We are in the NOW age so when it comes to Flash games the size of your SWF file is something to be concerned about. It might be less true if players are expecting to get to a huge game (like an MMO for example) but I won’t bother with this here and just skip to the part on how to reduce the size of your Flash games.

Transparency is like Canadian bacon

Your first stop is files with transparency as those are most likely to be the most problematic files for your arteries. First you should ask yourself if you really need transparency in each file. Maybe you can merge some files together or maybe you can just put a black background and it wouldn’t matter.

For Spacewars I have a few planets (that I created myself following some helpful tutorials, just google for them) that don’t need to have transparency. The background of the game is black and I have particles on top of the background to have a motion feeling when ships are moving. Planets are taking most of the screen so I don’t need to have another layer behind them which would force me to make them transparent.

If you don’t need transparency then tweak your files as JPEG

When you don’t need transparency then there’s probably no need for PNG files. You should probably take a look at JPEG files and play with the quality setting.

Most of the time you don’t need to keep a quality of 100%. I’ve been able to drop the quality of some files as low as 40% without any real noticeable downsides. It might change the image a bit but without the original to compare you might not just notice it.

In the previous example the left version is the original PNG at 207 KB and on the right the JPEG version at 30 KB. You can probably see some difference if you’re picky but if you don’t see the PNG version then you just wouldn’t know. By reducing the quality setting of JPEG files you can drop significantly the size of your files. Just going from 100% to 80% will already make a big difference in the size of the file with almost no difference. So experiment with this setting.

Use PNG-8 instead of PNG-24

If you really need transparency then maybe you can save your files as PNG-8 and still keep them nicely looking. This might however request some tricks in Flash to make everything nice.

Here you can see the difference. On the left you have a PNG-24 file at 60 KB and on the right you have a PNG-8 version with the matte setting set to black at 20 KB.

Now clearly the ship on the right doesn’t look as good as the ship on the left. However once you see the ship in the game you don’t really notice anything.

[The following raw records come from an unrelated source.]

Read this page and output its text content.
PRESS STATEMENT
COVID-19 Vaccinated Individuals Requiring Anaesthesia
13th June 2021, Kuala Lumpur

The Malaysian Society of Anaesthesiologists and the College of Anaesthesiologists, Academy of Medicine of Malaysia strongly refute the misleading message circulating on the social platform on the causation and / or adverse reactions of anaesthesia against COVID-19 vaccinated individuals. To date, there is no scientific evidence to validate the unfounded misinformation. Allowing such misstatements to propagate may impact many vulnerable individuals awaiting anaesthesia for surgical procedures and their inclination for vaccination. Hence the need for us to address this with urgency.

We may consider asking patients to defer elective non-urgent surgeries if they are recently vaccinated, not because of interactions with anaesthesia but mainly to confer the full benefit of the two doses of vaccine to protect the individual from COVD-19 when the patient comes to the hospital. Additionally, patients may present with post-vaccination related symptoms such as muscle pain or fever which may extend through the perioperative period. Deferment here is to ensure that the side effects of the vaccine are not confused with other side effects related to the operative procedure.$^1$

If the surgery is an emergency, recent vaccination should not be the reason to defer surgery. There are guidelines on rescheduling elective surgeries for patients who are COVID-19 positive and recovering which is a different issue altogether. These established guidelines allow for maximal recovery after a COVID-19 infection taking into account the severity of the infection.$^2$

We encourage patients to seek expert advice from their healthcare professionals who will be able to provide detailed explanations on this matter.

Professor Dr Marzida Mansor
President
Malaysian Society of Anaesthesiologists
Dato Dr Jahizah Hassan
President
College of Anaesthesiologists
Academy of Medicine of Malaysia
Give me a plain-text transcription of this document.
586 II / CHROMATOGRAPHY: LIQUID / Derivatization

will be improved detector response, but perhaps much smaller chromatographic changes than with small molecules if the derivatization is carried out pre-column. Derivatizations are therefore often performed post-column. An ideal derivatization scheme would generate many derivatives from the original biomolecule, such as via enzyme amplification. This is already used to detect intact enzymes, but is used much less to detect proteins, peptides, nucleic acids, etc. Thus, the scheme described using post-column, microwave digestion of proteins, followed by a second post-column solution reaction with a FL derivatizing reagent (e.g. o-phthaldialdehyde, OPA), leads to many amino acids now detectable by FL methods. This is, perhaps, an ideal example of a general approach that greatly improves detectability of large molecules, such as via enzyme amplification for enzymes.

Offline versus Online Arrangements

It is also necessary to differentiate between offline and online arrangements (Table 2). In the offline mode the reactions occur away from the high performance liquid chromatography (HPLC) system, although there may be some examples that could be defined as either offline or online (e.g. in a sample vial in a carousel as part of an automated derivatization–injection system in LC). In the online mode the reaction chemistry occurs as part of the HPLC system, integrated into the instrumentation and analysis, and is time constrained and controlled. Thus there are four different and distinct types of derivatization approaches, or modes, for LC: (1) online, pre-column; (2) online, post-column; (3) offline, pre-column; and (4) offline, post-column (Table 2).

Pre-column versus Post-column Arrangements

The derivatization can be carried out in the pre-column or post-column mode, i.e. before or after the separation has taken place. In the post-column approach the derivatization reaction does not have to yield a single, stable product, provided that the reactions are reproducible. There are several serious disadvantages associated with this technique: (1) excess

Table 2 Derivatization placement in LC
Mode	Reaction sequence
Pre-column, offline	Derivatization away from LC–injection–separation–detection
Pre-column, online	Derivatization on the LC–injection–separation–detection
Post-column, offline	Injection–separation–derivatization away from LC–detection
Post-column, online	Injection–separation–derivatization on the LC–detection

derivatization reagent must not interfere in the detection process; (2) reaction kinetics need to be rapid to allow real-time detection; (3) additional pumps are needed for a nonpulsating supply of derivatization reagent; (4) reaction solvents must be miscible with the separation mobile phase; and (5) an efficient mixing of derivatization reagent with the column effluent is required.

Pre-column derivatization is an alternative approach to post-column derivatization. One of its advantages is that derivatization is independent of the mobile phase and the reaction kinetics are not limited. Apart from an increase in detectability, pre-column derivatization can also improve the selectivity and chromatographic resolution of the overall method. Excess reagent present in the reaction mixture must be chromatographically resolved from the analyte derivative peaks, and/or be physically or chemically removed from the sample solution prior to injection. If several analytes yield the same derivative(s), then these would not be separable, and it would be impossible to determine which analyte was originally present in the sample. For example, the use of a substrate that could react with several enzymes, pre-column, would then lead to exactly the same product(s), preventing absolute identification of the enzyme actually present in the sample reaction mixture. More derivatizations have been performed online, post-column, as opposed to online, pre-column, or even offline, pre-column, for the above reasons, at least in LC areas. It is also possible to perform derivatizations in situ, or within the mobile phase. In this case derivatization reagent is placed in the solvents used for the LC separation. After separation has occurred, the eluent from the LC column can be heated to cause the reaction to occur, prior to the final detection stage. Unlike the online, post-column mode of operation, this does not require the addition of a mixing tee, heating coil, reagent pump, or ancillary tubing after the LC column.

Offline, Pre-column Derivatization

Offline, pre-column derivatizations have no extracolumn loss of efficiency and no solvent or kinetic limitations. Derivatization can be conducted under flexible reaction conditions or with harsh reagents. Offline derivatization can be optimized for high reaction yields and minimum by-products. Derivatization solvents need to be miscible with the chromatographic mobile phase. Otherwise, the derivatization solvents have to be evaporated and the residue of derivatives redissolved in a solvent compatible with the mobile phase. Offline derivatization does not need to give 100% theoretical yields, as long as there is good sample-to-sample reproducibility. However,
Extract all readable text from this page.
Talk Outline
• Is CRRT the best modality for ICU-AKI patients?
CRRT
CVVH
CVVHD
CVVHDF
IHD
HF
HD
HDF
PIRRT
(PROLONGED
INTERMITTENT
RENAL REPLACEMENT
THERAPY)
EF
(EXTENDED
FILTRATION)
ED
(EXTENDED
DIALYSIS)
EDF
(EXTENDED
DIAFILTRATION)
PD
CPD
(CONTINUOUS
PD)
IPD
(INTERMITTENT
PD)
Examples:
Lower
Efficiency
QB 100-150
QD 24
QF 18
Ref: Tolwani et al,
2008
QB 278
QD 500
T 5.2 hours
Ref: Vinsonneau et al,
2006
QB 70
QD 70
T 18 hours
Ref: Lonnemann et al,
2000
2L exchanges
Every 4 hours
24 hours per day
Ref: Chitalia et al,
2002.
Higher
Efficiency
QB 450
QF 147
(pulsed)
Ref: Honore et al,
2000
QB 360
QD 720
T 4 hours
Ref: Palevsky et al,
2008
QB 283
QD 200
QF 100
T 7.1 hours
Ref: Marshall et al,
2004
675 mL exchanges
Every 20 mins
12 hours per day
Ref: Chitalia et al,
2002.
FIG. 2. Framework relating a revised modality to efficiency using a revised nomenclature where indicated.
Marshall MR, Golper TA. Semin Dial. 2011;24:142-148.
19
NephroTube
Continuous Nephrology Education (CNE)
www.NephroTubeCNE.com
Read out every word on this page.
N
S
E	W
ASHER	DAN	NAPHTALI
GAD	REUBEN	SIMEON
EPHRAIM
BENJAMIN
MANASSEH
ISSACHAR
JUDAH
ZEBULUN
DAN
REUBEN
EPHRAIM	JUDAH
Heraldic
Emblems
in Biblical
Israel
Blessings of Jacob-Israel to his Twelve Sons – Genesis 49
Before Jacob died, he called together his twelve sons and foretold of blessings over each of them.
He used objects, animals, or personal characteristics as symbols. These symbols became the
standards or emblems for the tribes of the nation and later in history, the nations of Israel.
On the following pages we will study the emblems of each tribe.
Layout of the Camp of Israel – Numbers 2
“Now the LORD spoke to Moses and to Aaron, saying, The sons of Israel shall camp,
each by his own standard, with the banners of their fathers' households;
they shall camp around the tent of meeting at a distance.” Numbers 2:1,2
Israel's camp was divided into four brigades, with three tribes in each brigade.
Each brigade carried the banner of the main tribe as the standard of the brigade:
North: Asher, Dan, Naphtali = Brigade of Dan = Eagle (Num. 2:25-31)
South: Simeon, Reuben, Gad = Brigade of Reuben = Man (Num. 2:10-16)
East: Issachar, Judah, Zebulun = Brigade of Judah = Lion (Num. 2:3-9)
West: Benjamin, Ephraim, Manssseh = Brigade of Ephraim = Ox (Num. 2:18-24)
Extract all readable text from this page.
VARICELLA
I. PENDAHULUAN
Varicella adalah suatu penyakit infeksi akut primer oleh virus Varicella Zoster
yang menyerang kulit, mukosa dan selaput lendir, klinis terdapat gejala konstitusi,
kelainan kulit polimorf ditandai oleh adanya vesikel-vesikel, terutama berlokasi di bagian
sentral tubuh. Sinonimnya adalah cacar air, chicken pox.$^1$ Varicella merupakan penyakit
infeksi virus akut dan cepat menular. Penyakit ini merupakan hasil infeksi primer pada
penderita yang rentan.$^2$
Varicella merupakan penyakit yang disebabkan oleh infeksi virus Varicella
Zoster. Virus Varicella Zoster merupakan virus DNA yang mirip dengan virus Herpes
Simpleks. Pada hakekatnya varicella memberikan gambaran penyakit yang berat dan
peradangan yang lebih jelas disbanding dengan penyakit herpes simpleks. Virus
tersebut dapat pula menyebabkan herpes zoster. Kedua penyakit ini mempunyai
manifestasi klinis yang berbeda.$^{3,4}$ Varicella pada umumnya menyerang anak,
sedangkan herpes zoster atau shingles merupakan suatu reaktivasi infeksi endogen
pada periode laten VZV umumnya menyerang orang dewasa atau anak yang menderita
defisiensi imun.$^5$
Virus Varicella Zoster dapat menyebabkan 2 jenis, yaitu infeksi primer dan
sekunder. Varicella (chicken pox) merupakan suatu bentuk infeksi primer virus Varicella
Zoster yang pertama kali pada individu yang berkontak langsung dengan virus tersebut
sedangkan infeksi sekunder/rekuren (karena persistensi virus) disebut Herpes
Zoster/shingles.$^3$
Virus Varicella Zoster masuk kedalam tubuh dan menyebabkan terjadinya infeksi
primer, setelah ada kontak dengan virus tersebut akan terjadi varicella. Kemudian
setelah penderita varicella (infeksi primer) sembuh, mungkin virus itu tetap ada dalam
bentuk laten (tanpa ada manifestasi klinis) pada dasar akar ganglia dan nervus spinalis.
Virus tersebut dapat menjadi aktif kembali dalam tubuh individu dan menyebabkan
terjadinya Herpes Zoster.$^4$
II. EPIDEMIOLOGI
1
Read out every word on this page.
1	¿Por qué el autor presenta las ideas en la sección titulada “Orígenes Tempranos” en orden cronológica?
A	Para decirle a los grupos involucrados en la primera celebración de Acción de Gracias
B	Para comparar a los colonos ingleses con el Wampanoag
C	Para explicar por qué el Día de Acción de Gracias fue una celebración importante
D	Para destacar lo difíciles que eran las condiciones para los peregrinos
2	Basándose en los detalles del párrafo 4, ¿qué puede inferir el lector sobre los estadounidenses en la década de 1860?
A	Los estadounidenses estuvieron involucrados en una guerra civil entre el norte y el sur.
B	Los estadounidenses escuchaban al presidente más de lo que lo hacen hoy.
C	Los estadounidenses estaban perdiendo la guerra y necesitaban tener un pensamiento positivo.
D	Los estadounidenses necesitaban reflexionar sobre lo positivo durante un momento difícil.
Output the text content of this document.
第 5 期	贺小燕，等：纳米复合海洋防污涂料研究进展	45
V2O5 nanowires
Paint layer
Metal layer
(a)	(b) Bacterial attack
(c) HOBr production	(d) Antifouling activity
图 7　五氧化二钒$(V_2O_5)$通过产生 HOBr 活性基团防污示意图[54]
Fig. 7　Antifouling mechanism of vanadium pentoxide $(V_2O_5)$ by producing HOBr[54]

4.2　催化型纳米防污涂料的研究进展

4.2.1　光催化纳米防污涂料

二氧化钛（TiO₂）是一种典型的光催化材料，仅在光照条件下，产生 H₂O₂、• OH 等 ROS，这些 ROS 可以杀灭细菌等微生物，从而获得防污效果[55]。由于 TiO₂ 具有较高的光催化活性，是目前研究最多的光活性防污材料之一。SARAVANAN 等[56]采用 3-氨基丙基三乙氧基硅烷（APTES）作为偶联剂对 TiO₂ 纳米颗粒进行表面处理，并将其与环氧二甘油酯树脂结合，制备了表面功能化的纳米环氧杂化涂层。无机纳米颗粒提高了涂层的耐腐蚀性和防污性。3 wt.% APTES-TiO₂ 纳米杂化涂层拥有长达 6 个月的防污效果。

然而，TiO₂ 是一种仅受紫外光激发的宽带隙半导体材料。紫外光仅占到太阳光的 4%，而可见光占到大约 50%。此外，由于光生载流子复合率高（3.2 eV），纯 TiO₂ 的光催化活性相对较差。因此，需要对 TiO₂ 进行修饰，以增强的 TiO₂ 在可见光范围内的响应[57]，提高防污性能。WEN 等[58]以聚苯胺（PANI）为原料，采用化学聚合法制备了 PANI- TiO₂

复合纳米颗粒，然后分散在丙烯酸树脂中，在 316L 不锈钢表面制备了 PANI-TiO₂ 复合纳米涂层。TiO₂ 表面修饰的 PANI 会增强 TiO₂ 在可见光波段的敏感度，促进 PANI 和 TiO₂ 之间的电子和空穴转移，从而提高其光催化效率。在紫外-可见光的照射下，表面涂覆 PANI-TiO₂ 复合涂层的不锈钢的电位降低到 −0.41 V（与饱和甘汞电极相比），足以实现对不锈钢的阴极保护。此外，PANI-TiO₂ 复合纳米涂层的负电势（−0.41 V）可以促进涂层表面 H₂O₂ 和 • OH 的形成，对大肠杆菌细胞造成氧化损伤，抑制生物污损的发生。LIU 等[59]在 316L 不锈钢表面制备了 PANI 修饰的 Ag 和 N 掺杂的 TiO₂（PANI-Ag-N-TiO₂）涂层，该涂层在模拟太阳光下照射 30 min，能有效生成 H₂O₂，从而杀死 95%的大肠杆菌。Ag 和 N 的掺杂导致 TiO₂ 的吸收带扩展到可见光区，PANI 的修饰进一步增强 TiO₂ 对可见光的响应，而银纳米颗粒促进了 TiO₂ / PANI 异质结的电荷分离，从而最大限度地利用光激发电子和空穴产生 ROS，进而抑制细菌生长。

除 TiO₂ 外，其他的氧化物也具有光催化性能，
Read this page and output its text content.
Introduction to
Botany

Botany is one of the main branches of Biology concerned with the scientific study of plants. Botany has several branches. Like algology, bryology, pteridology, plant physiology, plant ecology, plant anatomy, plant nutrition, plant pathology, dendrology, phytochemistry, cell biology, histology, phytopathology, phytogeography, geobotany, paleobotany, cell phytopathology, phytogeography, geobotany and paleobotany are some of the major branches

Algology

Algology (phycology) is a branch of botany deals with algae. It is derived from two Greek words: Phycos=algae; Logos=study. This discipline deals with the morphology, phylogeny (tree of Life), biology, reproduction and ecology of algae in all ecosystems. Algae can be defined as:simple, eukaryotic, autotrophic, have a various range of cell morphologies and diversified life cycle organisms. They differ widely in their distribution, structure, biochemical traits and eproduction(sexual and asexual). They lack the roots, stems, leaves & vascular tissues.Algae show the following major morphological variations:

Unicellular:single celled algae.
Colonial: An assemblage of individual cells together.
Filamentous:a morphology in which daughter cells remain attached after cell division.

Since the background of the game is mostly black (with planets or nebula) the matte is not much of a problem. To help have clean borders I also add a black glow filter in AS3 when I load the ship. You do end up with a black border but here it happens that this border works nicely.

As it is right now I have kept all my ships as PNG-24 files as they are not the biggest files and will only consider converting them if I need to reduce the size of the SWF file once I add music.

Tweak your music!

I’d recommend downloading Audacity (free) and then learning how to use it. It’s fairly simple so I won’t go through how to use this software here.

By bringing your music to 20,050 HZ and changing the Bit Rate (you probably don’t need it to be 256 for a Flash game) you will be able to considerably reduce the size of your music files with barely noticeable loss of quality.

Music files are most likely to be the biggest files you’ll add to your project so it’s worth taking some time to optimize their size and do some reading about Audacity.

Use a particle emitter instead of huge transparent sprites

Fairly simple though it might mean you won’t have the exact effect you were looking for. For example I thought I’d be using TimelineFX to create the special effects for Spacewars. It would have created however huge files even though it would have been beautiful. So I switch to using an AS3 particle emitter instead. Maybe not as nice but if people don’t play my game because they don’t want to wait to download 20 MB of special effects then it won’t do any good.

Store data away

If you really have a lot of data then using a service like Playtomic or Player.IO might something you’d like to consider. It’s probably the last thing you’ll check when trying to reduce the size of your SWF file as code is far from being the most problematic thing you’ll face but it’s still good to know about it.

Experience with Spacewars

Using those techniques I’ve been able to get the SWF file of Spacewars from nearly 12 MB to about 6 MB so taking some time to tweak your files is very well worth it. I still haven’t added music and I still need to add some ships but I feel like I won’t have any trouble to keep the size of the final SWF file under 10 MB. I will probably revisit some files I tweaked to make sure the game load as fast as possible.

Of course since Spacewars do have quite a bit in it I won’t be able to get a 2 MB file but there’s a limit to optimization if you don’t want your game look like crap in the end.